Des tentatives de structuration du contenu en vue d'une rationalisation de l'apprentissage. Nina CATACH a appliqué les principes de l'analyse linguistique au français écrit. S'appuyant sur un vocabulaire essentiel, elle dégage, après plusieurs filtrages successifs, fondés non seulement sur la fréquence du graphème et son rapport avec le phonème, mais encore sur des notions de stabilité, de cohésion, de créativité, d'autonomie à l'égard du contexte, etc. , un noyau irréductible de 33 archigraphèmes qui constituent l'ossature phonématigue du français écrit (cf Nina CATACH - Lecture, orthographe et idéographie. Recherches actuelles sur l'enseignement de la lecture, RETZ, 1976, p.39). La connaissance de ce «plurisystème» lui semble pour le français indispensable à l'amélioration des conditions de l'apprentissage de la lecture et de l'orthographe. La méthode proposée en matière d'apprentissage de l'orthographe lexicale (Orthographe - cours pratique - premier cycle, niveau 1 de D. DUPREZ et M. LEGRIS, Nathan, 1975) part toujours d'une constatation faite par l'élève sur base d'un "corpus" privilégié : des mots proposés en fonction de la traduction graphique d'un son ( par exemple, les différentes prononciations de "t"). Il s'agit pour l'apprenant de reconnaître les variétés de l'encodage par une observation dirigée vers une organisation : ("t" se prononce (t) ou (s), "t" ne se prononce pas). Des exercices d'application assurent l'imprégnation indispensable et si une règle est proposée, elle ne constitue que l'aboutissement des phases précédentes, la méthode suivie est donc rigoureusement inductive. Enfin, le manuel présente une grande souplesse d'emploi puisqu'il permet un enseignement semi-programmé et individualisé. Il nous reste pour être complet à signaler l'intérêt que porte N. CATACH aux problèmes d'analyse et d'ordonnancement des fautes puisqu'elle propose dans un ouvrage paru en 1980 (L'enseignement de l'orthographe, Nina CATACH, Daniel DUPREZ, Michel LEGRIS) une typologie des erreurs orthographiques selon qu'elles sont à dominante phonétique, phonogrammigue, morphogrammique, etc. (p.13 à 15).

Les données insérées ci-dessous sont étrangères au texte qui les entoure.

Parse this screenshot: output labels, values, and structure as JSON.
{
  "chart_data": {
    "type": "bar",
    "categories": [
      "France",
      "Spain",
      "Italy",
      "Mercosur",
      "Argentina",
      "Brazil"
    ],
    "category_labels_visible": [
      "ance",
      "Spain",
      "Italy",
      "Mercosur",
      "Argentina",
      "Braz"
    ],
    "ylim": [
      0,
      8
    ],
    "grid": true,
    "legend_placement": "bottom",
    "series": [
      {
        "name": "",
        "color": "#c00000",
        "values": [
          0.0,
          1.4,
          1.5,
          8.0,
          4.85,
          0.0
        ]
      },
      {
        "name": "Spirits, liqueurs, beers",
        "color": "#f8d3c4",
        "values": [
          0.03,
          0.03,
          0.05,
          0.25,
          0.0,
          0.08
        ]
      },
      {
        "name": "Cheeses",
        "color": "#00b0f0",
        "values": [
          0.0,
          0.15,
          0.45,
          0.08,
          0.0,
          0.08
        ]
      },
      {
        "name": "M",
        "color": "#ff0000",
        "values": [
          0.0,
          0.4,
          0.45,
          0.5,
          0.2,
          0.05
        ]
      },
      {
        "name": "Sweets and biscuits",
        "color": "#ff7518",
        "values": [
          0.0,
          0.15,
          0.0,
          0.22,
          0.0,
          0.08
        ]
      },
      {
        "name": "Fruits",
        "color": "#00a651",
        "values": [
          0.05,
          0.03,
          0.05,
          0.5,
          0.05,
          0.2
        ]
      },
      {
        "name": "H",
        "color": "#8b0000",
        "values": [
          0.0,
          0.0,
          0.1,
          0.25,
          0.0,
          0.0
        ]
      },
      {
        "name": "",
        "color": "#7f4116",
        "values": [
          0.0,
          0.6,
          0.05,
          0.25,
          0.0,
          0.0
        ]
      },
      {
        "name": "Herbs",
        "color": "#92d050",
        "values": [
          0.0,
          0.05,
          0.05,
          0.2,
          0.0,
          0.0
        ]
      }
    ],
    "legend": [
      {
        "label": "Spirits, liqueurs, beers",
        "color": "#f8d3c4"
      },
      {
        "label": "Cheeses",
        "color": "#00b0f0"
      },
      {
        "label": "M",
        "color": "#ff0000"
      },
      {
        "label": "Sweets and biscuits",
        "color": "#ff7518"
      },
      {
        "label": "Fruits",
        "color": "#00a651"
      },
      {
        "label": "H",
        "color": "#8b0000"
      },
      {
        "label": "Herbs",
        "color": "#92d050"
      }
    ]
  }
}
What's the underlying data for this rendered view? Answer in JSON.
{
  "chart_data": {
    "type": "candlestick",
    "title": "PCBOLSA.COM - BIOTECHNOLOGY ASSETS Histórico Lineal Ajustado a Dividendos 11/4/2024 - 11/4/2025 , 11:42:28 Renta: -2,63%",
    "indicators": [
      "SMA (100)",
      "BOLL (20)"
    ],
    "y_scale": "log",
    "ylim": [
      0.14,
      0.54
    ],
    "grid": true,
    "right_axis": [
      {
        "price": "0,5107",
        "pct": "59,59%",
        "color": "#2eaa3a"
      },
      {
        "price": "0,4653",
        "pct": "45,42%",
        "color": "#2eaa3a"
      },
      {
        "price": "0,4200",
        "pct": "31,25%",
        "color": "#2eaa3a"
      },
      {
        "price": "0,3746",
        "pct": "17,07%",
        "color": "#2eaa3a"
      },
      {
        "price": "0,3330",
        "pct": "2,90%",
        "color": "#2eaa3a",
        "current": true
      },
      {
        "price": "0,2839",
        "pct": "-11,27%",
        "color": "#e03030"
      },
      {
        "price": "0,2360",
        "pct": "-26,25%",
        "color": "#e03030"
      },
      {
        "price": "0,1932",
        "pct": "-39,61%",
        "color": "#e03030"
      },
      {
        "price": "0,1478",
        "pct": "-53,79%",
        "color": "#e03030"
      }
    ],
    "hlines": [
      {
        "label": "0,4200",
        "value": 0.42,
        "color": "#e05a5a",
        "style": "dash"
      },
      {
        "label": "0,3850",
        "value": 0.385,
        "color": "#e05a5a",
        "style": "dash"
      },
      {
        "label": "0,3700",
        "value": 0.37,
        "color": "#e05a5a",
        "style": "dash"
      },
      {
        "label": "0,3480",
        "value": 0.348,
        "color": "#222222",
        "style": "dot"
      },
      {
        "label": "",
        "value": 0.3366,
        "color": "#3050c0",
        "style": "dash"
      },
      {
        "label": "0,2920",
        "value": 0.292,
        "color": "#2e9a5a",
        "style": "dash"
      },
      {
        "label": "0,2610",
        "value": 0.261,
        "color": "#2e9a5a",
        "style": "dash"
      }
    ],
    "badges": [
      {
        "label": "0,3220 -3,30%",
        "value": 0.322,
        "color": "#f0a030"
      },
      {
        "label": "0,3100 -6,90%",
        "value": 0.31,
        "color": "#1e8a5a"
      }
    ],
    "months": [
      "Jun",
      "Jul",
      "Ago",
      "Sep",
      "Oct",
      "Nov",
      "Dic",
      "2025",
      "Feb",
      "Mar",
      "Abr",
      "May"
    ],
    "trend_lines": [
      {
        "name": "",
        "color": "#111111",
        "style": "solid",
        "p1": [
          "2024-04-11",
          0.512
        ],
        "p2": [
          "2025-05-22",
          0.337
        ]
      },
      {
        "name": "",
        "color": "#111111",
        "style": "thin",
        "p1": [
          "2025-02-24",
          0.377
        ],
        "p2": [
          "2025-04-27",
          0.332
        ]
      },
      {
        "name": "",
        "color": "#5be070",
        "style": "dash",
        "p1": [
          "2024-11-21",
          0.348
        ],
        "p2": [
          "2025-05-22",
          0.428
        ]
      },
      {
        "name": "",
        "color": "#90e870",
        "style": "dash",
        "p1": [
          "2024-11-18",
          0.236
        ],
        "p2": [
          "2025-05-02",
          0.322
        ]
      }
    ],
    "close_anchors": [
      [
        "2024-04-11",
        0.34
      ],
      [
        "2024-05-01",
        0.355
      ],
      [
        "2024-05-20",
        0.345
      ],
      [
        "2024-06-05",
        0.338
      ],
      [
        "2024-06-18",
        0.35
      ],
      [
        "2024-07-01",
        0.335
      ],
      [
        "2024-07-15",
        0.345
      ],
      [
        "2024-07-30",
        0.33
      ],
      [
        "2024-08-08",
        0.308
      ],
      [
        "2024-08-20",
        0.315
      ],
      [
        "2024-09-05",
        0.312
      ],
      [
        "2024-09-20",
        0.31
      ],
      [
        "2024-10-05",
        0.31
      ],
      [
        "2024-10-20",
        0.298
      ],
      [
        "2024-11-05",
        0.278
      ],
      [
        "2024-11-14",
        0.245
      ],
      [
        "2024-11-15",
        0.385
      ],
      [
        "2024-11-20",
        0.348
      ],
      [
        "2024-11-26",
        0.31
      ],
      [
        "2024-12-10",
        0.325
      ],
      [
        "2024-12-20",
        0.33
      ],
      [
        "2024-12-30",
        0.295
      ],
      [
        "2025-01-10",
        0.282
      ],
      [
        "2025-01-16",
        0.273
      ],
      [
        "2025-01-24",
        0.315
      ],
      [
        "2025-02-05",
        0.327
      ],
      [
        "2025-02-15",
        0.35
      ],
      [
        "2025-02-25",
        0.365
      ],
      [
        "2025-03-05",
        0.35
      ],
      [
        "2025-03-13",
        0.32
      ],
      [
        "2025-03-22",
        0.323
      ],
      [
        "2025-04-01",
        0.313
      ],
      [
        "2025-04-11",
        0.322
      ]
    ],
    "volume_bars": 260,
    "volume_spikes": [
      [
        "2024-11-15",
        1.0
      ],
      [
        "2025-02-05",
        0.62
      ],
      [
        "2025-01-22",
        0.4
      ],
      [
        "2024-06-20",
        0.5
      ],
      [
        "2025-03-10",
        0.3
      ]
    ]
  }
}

Que conclure de tout ceci ? Que N, CATACH, partant d'un constat que notre orthographe est fondamentalement phonétique fonde sa méthode sur la priorité à accorder aux rapports "phonies/graphies" et à une méthode de découverte active : observation, raisonnement, application, règle. C'est pourquoi L. LEGRAND dans sa préface à "L'orthographe - Cours pratique" peut affirmer : "Rien donc de moins improvisés que ces travaux pratiques. Ils ont été expérimentés au plein sens du terme et l'appartenance des auteurs à des équipes pédagogiques habituées à penser les problèmes pour l'ensemble des élèves d'un niveau, y compris les plus handicapés, est une garantie d'adaptation aux besoins réels de la classe".